My first guess is that it's being kept as, or converted into, amino acids for use in protein synthesis by the bacteria.
> thereby keeping carbon out of the air
For some of it, yes. However the production, and transportation of compost if it can't be used on site (possible in Japan), puts carbon into the air. I don't know how this balances out.
> The lack of critical thinking is very frustrating.
Critical thinking should go into study design and interpretation, but it doesn't hold a candle to actually doing a full lifecycle analysis. Is this technology better or worse for the environment than the status quo? We don't have enough information to determine that.
It has been well stablished that compost reduces the need of plaguicides and fertilizers.
But agriculture never having been a basic public service and running on such slim margins that it is tending towards oligopoly, let's not kid ourselves that compost will ever be given a chance
Not all industries have the luxury of joining the green revolution.
It is a problem. Some people are working on it, though a major solution to the issue appears to be tax or mandate. And some agricultural industries apparently are high-value enough that they can afford it on their own.

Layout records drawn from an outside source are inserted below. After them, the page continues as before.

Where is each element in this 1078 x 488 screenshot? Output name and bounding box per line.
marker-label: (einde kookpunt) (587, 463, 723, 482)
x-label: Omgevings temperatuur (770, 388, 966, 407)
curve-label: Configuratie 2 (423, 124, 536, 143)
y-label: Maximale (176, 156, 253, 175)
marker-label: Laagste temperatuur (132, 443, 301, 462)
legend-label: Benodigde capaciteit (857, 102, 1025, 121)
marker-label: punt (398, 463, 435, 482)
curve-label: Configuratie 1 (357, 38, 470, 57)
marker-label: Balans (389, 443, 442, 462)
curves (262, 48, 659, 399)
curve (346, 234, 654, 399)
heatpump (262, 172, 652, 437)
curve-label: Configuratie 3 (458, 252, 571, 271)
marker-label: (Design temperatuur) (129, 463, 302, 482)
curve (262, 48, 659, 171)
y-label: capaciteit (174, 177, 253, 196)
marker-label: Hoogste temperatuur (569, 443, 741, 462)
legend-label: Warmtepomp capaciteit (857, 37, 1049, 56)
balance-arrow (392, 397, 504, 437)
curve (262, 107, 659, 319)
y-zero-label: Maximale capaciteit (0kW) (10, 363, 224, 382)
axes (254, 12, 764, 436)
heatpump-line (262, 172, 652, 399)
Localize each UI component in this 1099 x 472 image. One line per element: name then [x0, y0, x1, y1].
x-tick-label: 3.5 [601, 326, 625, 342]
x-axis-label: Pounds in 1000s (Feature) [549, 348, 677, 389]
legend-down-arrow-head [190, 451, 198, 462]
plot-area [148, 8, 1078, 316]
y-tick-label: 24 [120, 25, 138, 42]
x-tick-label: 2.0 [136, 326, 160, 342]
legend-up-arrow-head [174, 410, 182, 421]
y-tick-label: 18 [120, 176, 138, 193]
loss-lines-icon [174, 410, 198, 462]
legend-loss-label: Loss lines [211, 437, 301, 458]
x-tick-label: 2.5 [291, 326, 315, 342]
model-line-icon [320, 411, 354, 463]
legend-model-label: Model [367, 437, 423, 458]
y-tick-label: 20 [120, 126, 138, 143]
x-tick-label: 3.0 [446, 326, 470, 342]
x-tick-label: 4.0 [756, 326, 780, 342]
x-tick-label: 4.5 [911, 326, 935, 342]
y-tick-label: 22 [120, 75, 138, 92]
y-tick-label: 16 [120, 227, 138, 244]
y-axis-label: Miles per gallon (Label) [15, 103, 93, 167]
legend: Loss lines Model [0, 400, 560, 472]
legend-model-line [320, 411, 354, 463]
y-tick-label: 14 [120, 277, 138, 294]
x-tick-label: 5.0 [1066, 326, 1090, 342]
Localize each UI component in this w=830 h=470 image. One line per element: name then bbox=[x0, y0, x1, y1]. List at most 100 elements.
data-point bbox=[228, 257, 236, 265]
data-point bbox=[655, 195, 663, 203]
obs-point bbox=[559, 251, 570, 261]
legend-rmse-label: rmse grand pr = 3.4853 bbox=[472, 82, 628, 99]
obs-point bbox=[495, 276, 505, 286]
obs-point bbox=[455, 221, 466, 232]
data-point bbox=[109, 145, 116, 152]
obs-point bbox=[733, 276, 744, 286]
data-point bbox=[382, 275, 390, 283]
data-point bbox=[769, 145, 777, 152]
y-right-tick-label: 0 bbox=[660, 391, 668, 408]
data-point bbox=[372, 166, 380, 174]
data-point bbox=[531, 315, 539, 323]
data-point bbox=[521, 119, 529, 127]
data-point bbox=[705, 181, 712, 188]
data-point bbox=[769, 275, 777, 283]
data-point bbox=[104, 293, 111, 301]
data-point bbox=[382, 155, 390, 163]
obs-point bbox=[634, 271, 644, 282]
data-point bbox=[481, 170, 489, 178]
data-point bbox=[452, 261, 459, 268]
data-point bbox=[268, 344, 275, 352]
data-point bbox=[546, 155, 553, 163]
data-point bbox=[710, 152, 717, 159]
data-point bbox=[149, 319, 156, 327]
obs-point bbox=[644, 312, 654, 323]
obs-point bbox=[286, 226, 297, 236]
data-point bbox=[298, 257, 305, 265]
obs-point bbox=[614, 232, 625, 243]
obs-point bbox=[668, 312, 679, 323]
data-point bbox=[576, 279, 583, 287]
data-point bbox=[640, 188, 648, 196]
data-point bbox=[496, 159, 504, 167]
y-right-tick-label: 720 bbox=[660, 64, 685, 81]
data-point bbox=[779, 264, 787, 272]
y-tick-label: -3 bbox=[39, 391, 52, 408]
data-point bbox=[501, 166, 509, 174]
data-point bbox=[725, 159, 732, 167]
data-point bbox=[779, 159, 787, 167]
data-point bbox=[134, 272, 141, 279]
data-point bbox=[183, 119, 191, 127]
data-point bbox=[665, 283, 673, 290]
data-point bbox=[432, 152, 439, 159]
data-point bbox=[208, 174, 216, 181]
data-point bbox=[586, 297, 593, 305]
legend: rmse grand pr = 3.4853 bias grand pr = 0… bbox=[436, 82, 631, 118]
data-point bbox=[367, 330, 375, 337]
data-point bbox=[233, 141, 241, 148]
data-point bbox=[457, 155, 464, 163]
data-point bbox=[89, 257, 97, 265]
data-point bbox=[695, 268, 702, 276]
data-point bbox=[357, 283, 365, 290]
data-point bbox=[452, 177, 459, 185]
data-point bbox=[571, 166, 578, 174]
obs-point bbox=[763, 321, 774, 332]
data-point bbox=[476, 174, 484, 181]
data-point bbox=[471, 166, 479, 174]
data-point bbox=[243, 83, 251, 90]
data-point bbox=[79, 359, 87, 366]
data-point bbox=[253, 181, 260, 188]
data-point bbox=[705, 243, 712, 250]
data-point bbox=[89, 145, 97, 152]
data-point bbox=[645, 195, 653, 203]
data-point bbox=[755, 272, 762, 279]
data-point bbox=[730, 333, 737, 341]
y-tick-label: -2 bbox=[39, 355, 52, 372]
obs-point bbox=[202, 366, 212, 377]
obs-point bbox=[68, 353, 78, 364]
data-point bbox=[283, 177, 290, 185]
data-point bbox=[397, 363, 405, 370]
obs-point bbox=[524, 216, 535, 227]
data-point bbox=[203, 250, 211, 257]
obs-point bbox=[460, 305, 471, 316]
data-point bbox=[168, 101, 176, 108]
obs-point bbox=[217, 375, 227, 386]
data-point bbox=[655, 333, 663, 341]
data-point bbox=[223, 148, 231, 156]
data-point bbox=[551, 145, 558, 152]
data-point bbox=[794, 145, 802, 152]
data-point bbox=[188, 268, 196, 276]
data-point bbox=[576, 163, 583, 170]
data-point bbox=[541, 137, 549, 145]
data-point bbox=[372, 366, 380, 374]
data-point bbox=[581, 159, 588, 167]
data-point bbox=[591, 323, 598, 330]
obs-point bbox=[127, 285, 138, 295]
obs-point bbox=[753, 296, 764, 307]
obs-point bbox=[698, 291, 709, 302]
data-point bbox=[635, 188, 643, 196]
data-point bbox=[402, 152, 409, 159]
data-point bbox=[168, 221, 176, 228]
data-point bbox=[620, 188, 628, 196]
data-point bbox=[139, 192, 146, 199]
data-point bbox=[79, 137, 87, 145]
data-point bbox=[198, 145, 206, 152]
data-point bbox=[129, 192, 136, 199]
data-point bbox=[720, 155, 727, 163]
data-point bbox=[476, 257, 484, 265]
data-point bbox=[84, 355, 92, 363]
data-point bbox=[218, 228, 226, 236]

Depending on how the compost is used, sure, but you have to do a lifecycle analysis to determine whether this ultimately results in more carbon fixed than carbon (or carbon-equivalent greenhouse gases) released.
> Offsetting nitrogen fertilizer use is particularly important with respect to net GHG emissions because fertilizer production (e.g., urea) is energy- and emissions-intensive to produce.
Properly burning waste is environmentally sound, so yeah, go for it. Instead of spending fossil fuels to move waste long distances for disposal, you can harvest the energy in the waste and reduce fossil fuel use. Seems like a win-win, as long as you are careful about processing the exhaust and the slag.